Com a opção militar apresentando resultados limitados após quase uma década, cresce a pressão para se considerarem alternativas. O diálogo está no topo da lista de muitos analistas, mas suas perspectivas permanecem profundamente incertas. Nhamirre argumenta que o diálogo não é apenas viável, mas historicamente validado. “O envolvimento das comunidades ajuda a identificar as queixas que contribuem para a vulnerabilidade [das pessoas] ao recrutamento por grupos insurgentes”, explicou. “Conflitos históricos em Moçambique, incluindo a luta de libertação nacional e a insurgência da RENAMO, demonstram que o diálogo tem sido o caminho mais eficaz para a resolução”, acrescentou.
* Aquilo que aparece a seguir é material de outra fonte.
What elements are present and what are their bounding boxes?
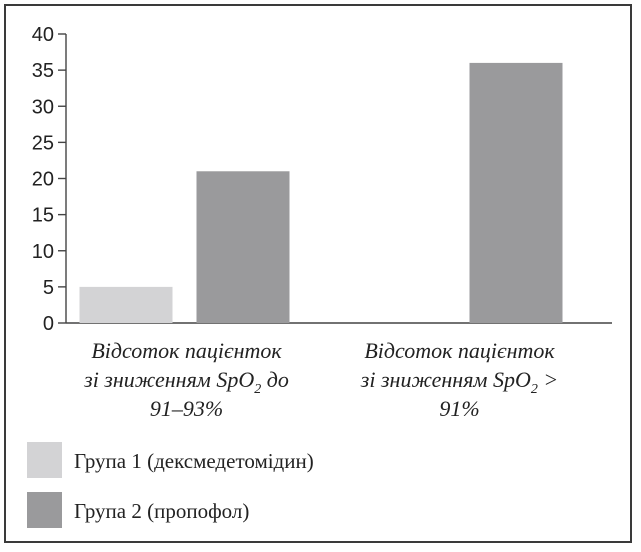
x-category-label: 91% — [439, 396, 479, 421]
x-category-label: зі зниженням SpO2 до — [83, 367, 289, 397]
bar-series-2-category-2 — [469, 62, 563, 324]
y-tick-label: 10 — [32, 241, 54, 263]
y-tick-label: 15 — [32, 205, 54, 227]
y-tick-label: 5 — [43, 277, 54, 299]
y-tick-label: 25 — [32, 132, 54, 154]
y-tick-label: 35 — [32, 60, 54, 82]
legend-label: Група 1 (дексмедетомідин) — [74, 449, 314, 473]
legend-label: Група 2 (пропофол) — [74, 499, 249, 523]
y-tick-label: 0 — [43, 313, 54, 335]
y-tick-label: 30 — [32, 96, 54, 118]
y-tick-label: 40 — [32, 24, 54, 46]
x-category-label: Відсоток пацієнток — [91, 338, 282, 363]
x-category-label: 91–93% — [150, 396, 223, 421]
y-tick-label: 20 — [32, 169, 54, 191]
bar-series-2-category-1 — [196, 171, 290, 323]
bar-series-1-category-1 — [79, 286, 173, 323]
x-category-label: Відсоток пацієнток — [364, 338, 555, 363]
legend-swatch — [27, 442, 62, 478]
legend-swatch — [27, 492, 62, 528]
x-category-label: зі зниженням SpO2 > — [360, 367, 558, 397]
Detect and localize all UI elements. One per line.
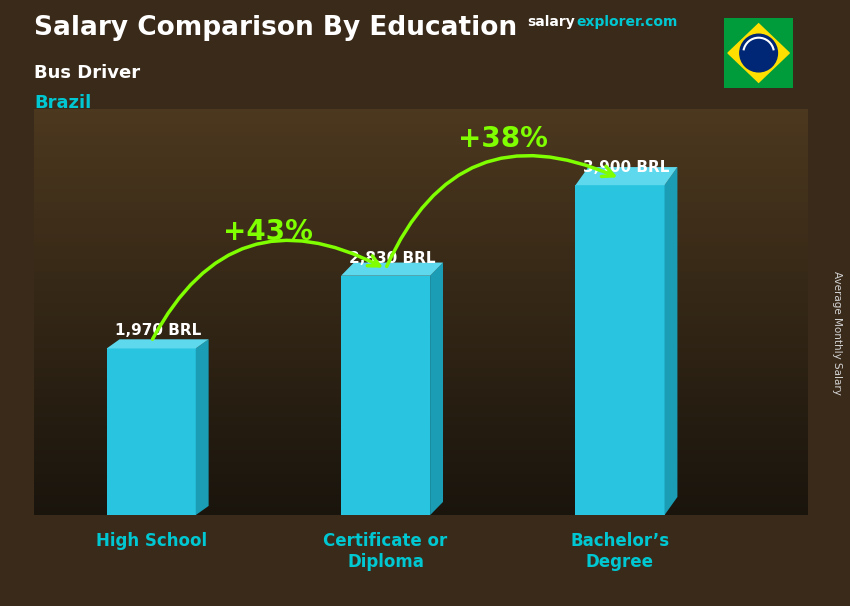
Polygon shape [665,167,677,515]
Text: 2,830 BRL: 2,830 BRL [348,250,435,265]
Polygon shape [575,185,665,515]
Text: Salary Comparison By Education: Salary Comparison By Education [34,15,517,41]
Polygon shape [341,262,443,276]
Text: +43%: +43% [224,218,314,246]
Polygon shape [106,339,208,348]
Polygon shape [196,339,208,515]
Text: +38%: +38% [458,125,547,153]
Text: 1,970 BRL: 1,970 BRL [115,324,201,338]
Polygon shape [341,276,430,515]
Polygon shape [106,348,196,515]
Text: Brazil: Brazil [34,94,91,112]
Polygon shape [728,24,790,82]
Text: Average Monthly Salary: Average Monthly Salary [832,271,842,395]
Text: salary: salary [527,15,575,29]
Polygon shape [430,262,443,515]
Text: explorer.com: explorer.com [576,15,677,29]
Text: Bus Driver: Bus Driver [34,64,140,82]
Text: 3,900 BRL: 3,900 BRL [583,160,670,175]
Circle shape [740,34,778,72]
Polygon shape [575,167,677,185]
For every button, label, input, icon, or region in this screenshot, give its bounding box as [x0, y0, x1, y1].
Essa é uma visão compartilhada por Gafuro. “Enquanto as causas sociais e econômicas não forem abordadas, o deslocamento continuará, mesmo que haja ganhos militares temporários”, alertou ele. No entanto, não existem canais de comunicação publicamente conhecidos entre o governo e o Estado Islâmico. Se tal diálogo é sequer possível com um grupo que mantém fortes laços com o Estado Islâmico, por mais localizado que seja seu caráter, permanece uma questão em aberto e profundamente controversa. À medida que o deslocamento continua a aumentar, as famílias desenraizadas vivem entre a esperança de paz e o medo de novos ataques. Maria Ali disse ao The New Humanitarian que quer voltar para casa, mas só quando for seguro. Mussa, o agricultor, tem menos certeza de que a segurança será totalmente restaurada. Nhamirre argumenta que a paz é um esforço de longo prazo. “Embora as ações militares tenham contido a expansão territorial, soluções duradouras exigem diálogo, envolvimento da comunidade e a resolução de problemas estruturais que deixam as populações vulneráveis”, afirmou.